東京高等裁判所 昭和30年(う)64号 判決
被告人 戸松正市
〔抄 録〕
弁護人の論旨について。
原判決は法律の適用として併合罪を加重をするに当り刑法第四十七条第十条により右の加重した刑に同法第十四条の制限内でさらに法定の加重をした刑期の範囲内で……と記載し、原判決の認定判示した五個の詐欺の犯罪事実中孰れを犯情重しとして併合罪の加重をなしたかその犯罪を明示してはいないのであるが、右五個の詐欺の犯罪はいずれも同じような態様のものであるから騙取した物品の価格の高額なもの、すなわち原判示第二の(一)の詐欺の犯罪が最も犯情重しとその判示自体によつて認め得るのである。

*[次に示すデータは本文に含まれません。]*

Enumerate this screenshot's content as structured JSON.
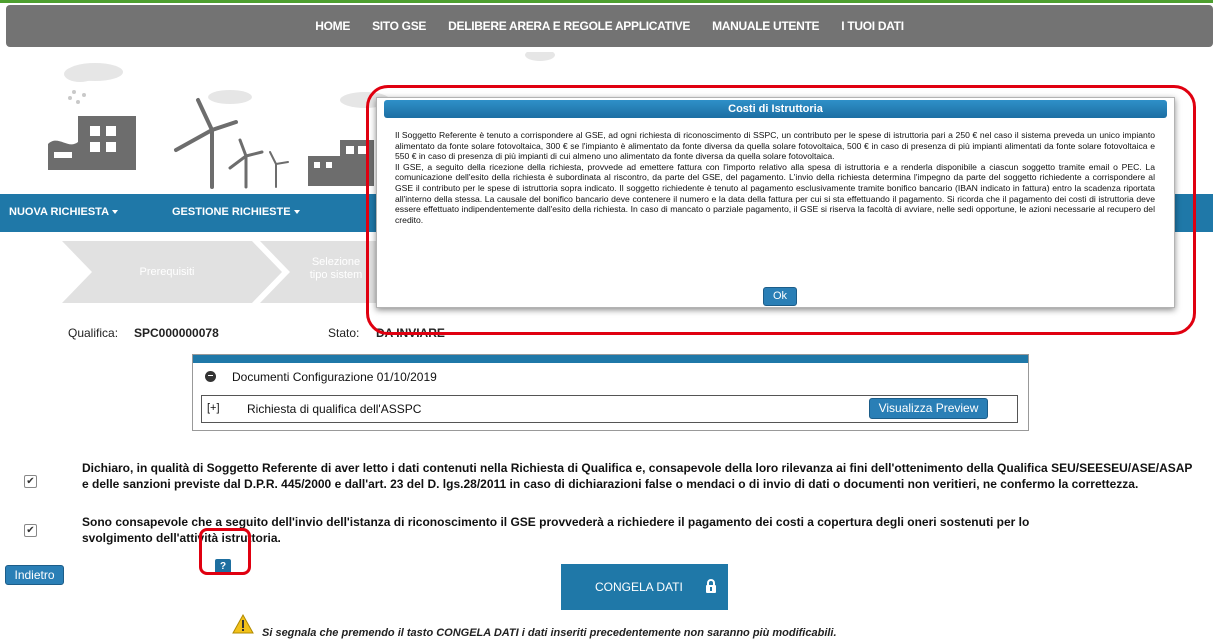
{
  "topnav": {
    "items": [
      "HOME",
      "SITO GSE",
      "DELIBERE ARERA E REGOLE APPLICATIVE",
      "MANUALE UTENTE",
      "I TUOI DATI"
    ]
  },
  "mainnav": {
    "nuova": "NUOVA RICHIESTA",
    "gestione": "GESTIONE RICHIESTE"
  },
  "steps": {
    "step1": "Prerequisiti",
    "step2_line1": "Selezione",
    "step2_line2": "tipo sistem"
  },
  "qualifica": {
    "label": "Qualifica:",
    "value": "SPC000000078",
    "stato_label": "Stato:",
    "stato_value": "DA INVIARE"
  },
  "documents": {
    "header": "Documenti Configurazione 01/10/2019",
    "expand": "[+]",
    "row_label": "Richiesta di qualifica dell'ASSPC",
    "preview_button": "Visualizza Preview"
  },
  "declarations": {
    "first": "Dichiaro, in qualità di Soggetto Referente di aver letto i dati contenuti nella Richiesta di Qualifica e, consapevole della loro rilevanza ai fini dell'ottenimento della Qualifica SEU/SEESEU/ASE/ASAP e delle sanzioni previste dal D.P.R. 445/2000 e dall'art. 23 del D. lgs.28/2011 in caso di dichiarazioni false o mendaci o di invio di dati o documenti non veritieri, ne confermo la correttezza.",
    "second": "Sono consapevole che a seguito dell'invio dell'istanza di riconoscimento il GSE provvederà a richiedere il pagamento dei costi a copertura degli oneri sostenuti per lo svolgimento dell'attività istruttoria.",
    "help": "?"
  },
  "buttons": {
    "back": "Indietro",
    "freeze": "CONGELA DATI"
  },
  "warning": "Si segnala che premendo il tasto CONGELA DATI i dati inseriti precedentemente non saranno più modificabili.",
  "modal": {
    "title": "Costi di Istruttoria",
    "p1": "Il Soggetto Referente è tenuto a corrispondere al GSE, ad ogni richiesta di riconoscimento di SSPC, un contributo per le spese di istruttoria pari a 250 € nel caso il sistema preveda un unico impianto alimentato da fonte solare fotovoltaica, 300 € se l'impianto è alimentato da fonte diversa da quella solare fotovoltaica, 500 € in caso di presenza di più impianti alimentati da fonte solare fotovoltaica e 550 € in caso di presenza di più impianti di cui almeno uno alimentato da fonte diversa da quella solare fotovoltaica.",
    "p2": "Il GSE, a seguito della ricezione della richiesta, provvede ad emettere fattura con l'importo relativo alla spesa di istruttoria e a renderla disponibile a ciascun soggetto tramite email o PEC. La comunicazione dell'esito della richiesta è subordinata al riscontro, da parte del GSE, del pagamento. L'invio della richiesta determina l'impegno da parte del soggetto richiedente a corrispondere al GSE il contributo per le spese di istruttoria sopra indicato. Il soggetto richiedente è tenuto al pagamento esclusivamente tramite bonifico bancario (IBAN indicato in fattura) entro la scadenza riportata all'interno della stessa. La causale del bonifico bancario deve contenere il numero e la data della fattura per cui si sta effettuando il pagamento. Si ricorda che il pagamento dei costi di istruttoria deve essere effettuato indipendentemente dall'esito della richiesta. In caso di mancato o parziale pagamento, il GSE si riserva la facoltà di avviare, nelle sedi opportune, le azioni necessarie al recupero del credito.",
    "ok": "Ok"
  },
  "colors": {
    "nav_gray": "#737373",
    "brand_blue": "#1f78a8",
    "highlight_red": "#e00010",
    "top_green": "#4d9f2f"
  }
}
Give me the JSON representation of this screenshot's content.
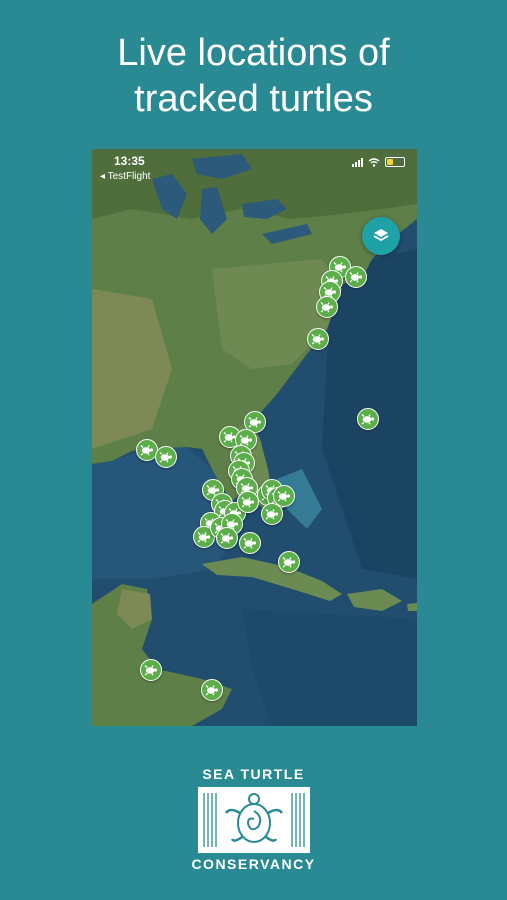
{
  "headline": {
    "line1": "Live locations of",
    "line2": "tracked turtles"
  },
  "status_bar": {
    "time": "13:35",
    "back_label": "◂ TestFlight",
    "battery_level": 0.35
  },
  "map": {
    "layers_button_icon": "layers-icon",
    "marker_icon": "turtle-icon",
    "marker_color": "#5cae4b",
    "marker_count": 36
  },
  "logo": {
    "top_text": "SEA TURTLE",
    "bottom_text": "CONSERVANCY"
  },
  "colors": {
    "background": "#2a8a93",
    "ocean": "#1f4a6b",
    "land": "#5f7f4a",
    "layers_button": "#1fa1a8"
  }
}
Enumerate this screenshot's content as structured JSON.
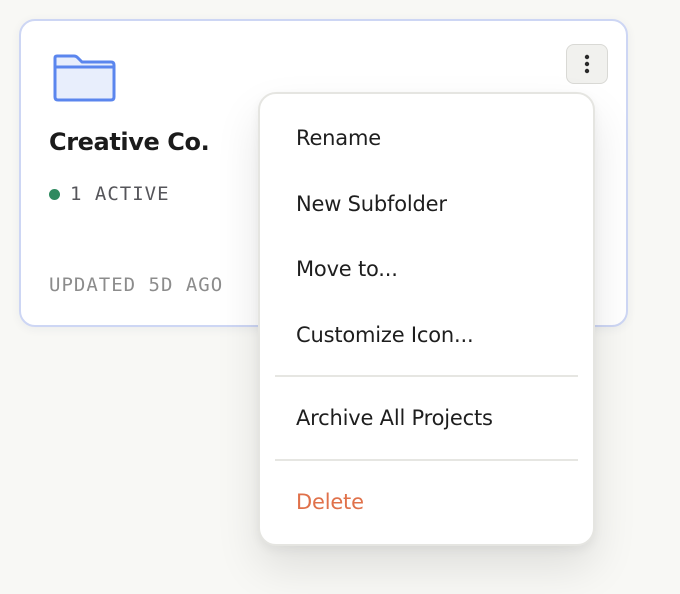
{
  "card": {
    "title": "Creative Co.",
    "status": "1 ACTIVE",
    "updated": "UPDATED 5D AGO",
    "icons": {
      "folder": "folder-icon",
      "more": "more-vertical-icon"
    },
    "colors": {
      "folder_stroke": "#5b86ee",
      "folder_fill": "#e8eefc",
      "status_dot": "#2e8a5f",
      "border": "#cdd6f4"
    }
  },
  "menu": {
    "items": [
      {
        "label": "Rename"
      },
      {
        "label": "New Subfolder"
      },
      {
        "label": "Move to..."
      },
      {
        "label": "Customize Icon..."
      },
      {
        "label": "Archive All Projects"
      },
      {
        "label": "Delete",
        "danger": true
      }
    ],
    "colors": {
      "danger": "#e0714a"
    }
  }
}
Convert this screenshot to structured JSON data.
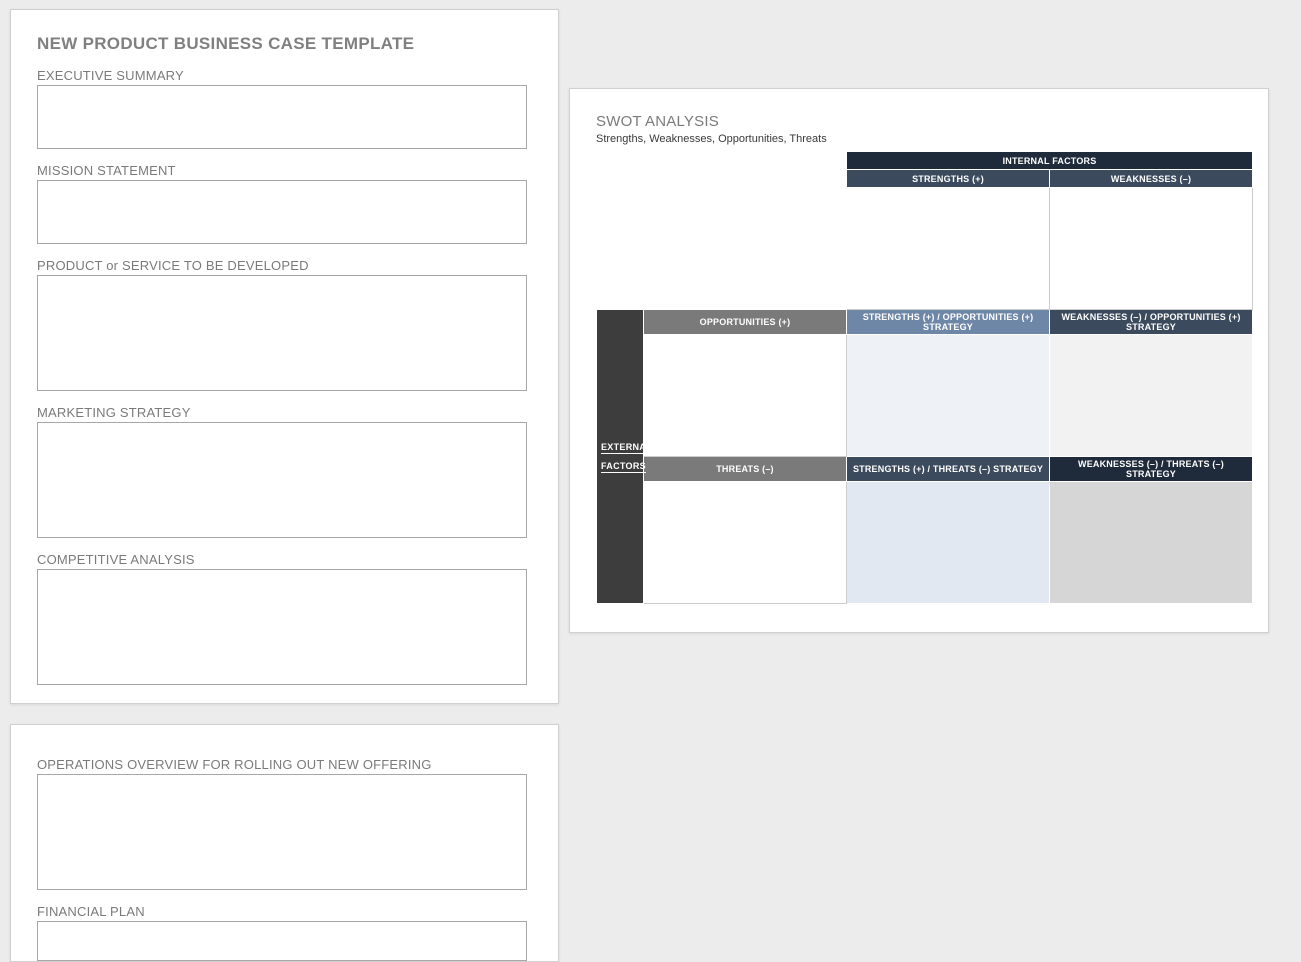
{
  "doc": {
    "title": "NEW PRODUCT BUSINESS CASE TEMPLATE",
    "sections": {
      "exec": "EXECUTIVE SUMMARY",
      "mission": "MISSION STATEMENT",
      "product": "PRODUCT or SERVICE TO BE DEVELOPED",
      "marketing": "MARKETING STRATEGY",
      "competitive": "COMPETITIVE ANALYSIS",
      "operations": "OPERATIONS OVERVIEW FOR ROLLING OUT NEW OFFERING",
      "financial": "FINANCIAL PLAN"
    }
  },
  "swot": {
    "title": "SWOT ANALYSIS",
    "subtitle": "Strengths, Weaknesses, Opportunities, Threats",
    "internal_label": "INTERNAL   FACTORS",
    "external_label_1": "EXTERNAL",
    "external_label_2": "FACTORS",
    "strengths": "STRENGTHS (+)",
    "weaknesses": "WEAKNESSES (–)",
    "opportunities": "OPPORTUNITIES (+)",
    "threats": "THREATS (–)",
    "so": "STRENGTHS (+) / OPPORTUNITIES (+) STRATEGY",
    "wo": "WEAKNESSES (–) / OPPORTUNITIES (+) STRATEGY",
    "st": "STRENGTHS (+) / THREATS (–) STRATEGY",
    "wt": "WEAKNESSES (–) / THREATS (–) STRATEGY"
  }
}
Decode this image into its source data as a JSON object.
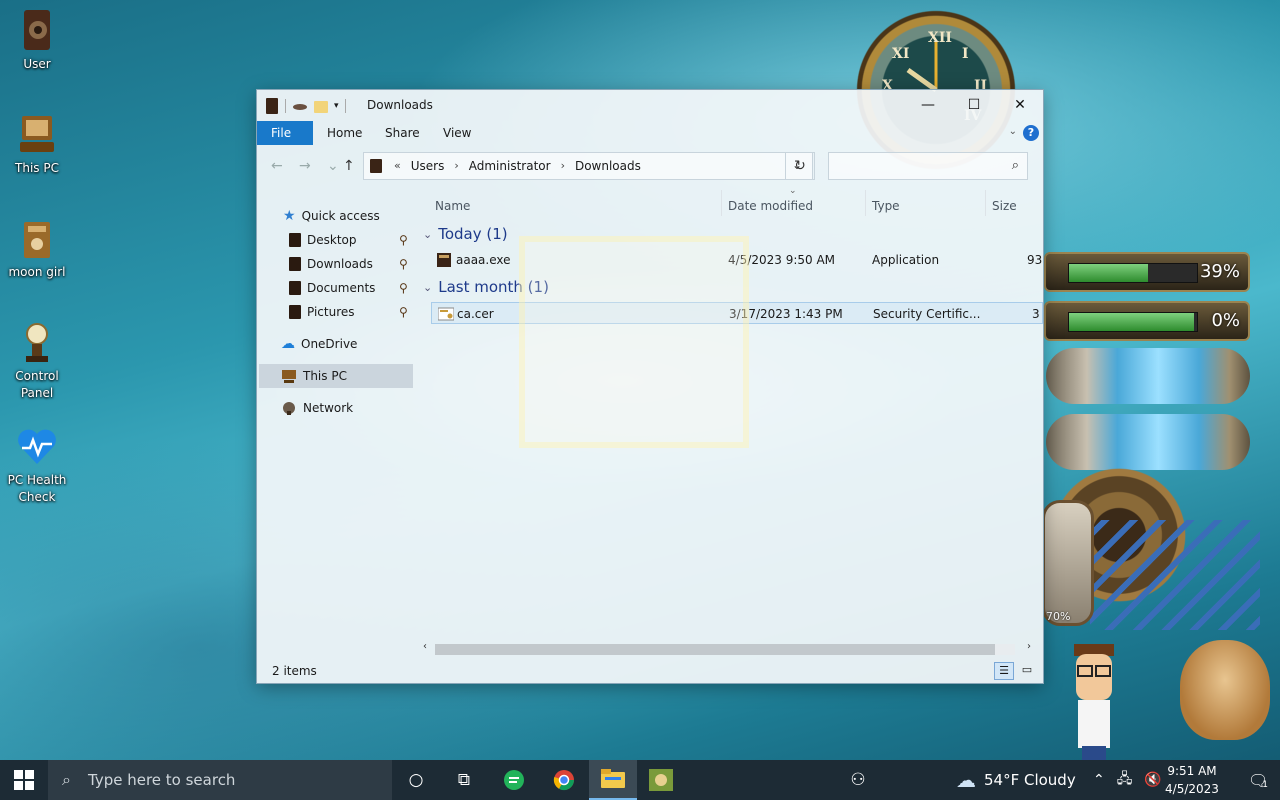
{
  "desktop": {
    "icons": [
      {
        "label": "User"
      },
      {
        "label": "This PC"
      },
      {
        "label": "moon girl"
      },
      {
        "label": "Control Panel"
      },
      {
        "label": "PC Health Check"
      }
    ],
    "widgets": {
      "meter1_pct": "39%",
      "meter1_fill": 0.62,
      "meter2_pct": "0%",
      "meter2_fill": 0.98,
      "gauge_pct": "70%"
    }
  },
  "window": {
    "title": "Downloads",
    "controls": {
      "minimize": "—",
      "maximize": "☐",
      "close": "✕"
    },
    "ribbon": {
      "tabs": [
        "File",
        "Home",
        "Share",
        "View"
      ]
    },
    "address": {
      "crumbs": [
        "Users",
        "Administrator",
        "Downloads"
      ],
      "overflow": "«"
    },
    "search_placeholder": "",
    "nav": {
      "quick_access": "Quick access",
      "quick_items": [
        "Desktop",
        "Downloads",
        "Documents",
        "Pictures"
      ],
      "onedrive": "OneDrive",
      "this_pc": "This PC",
      "network": "Network"
    },
    "columns": {
      "name": "Name",
      "date": "Date modified",
      "type": "Type",
      "size": "Size"
    },
    "groups": [
      {
        "label": "Today (1)",
        "files": [
          {
            "name": "aaaa.exe",
            "date": "4/5/2023 9:50 AM",
            "type": "Application",
            "size": "93"
          }
        ]
      },
      {
        "label": "Last month (1)",
        "files": [
          {
            "name": "ca.cer",
            "date": "3/17/2023 1:43 PM",
            "type": "Security Certific...",
            "size": "3"
          }
        ]
      }
    ],
    "status": {
      "count": "2 items"
    }
  },
  "taskbar": {
    "search_placeholder": "Type here to search",
    "weather": "54°F  Cloudy",
    "time": "9:51 AM",
    "date": "4/5/2023",
    "notification_count": "1"
  },
  "colors": {
    "accent": "#1979ca",
    "taskbar": "#1d2b35",
    "group_header": "#1e3a8a"
  }
}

従つて原判決はこのことを明示しないまでも当然この詐欺の犯罪を犯情重き罪と認め、この罪に対する刑を併合罪の法定加重の基準としたものと解することができるのである。仮に然らずとするも本件はいずれも刑法第二百四十六条第一項に該当する詐欺の犯罪であるから、いずれの罪について併合罪の加重をしても帰するところは結局同一であるわけであるから、この瑕疵は未だ判決に影響を及ぼすことの明らかなものとは到底認められないところである。然らばいずれにするも、本論旨はこれを採用するに由のないものである。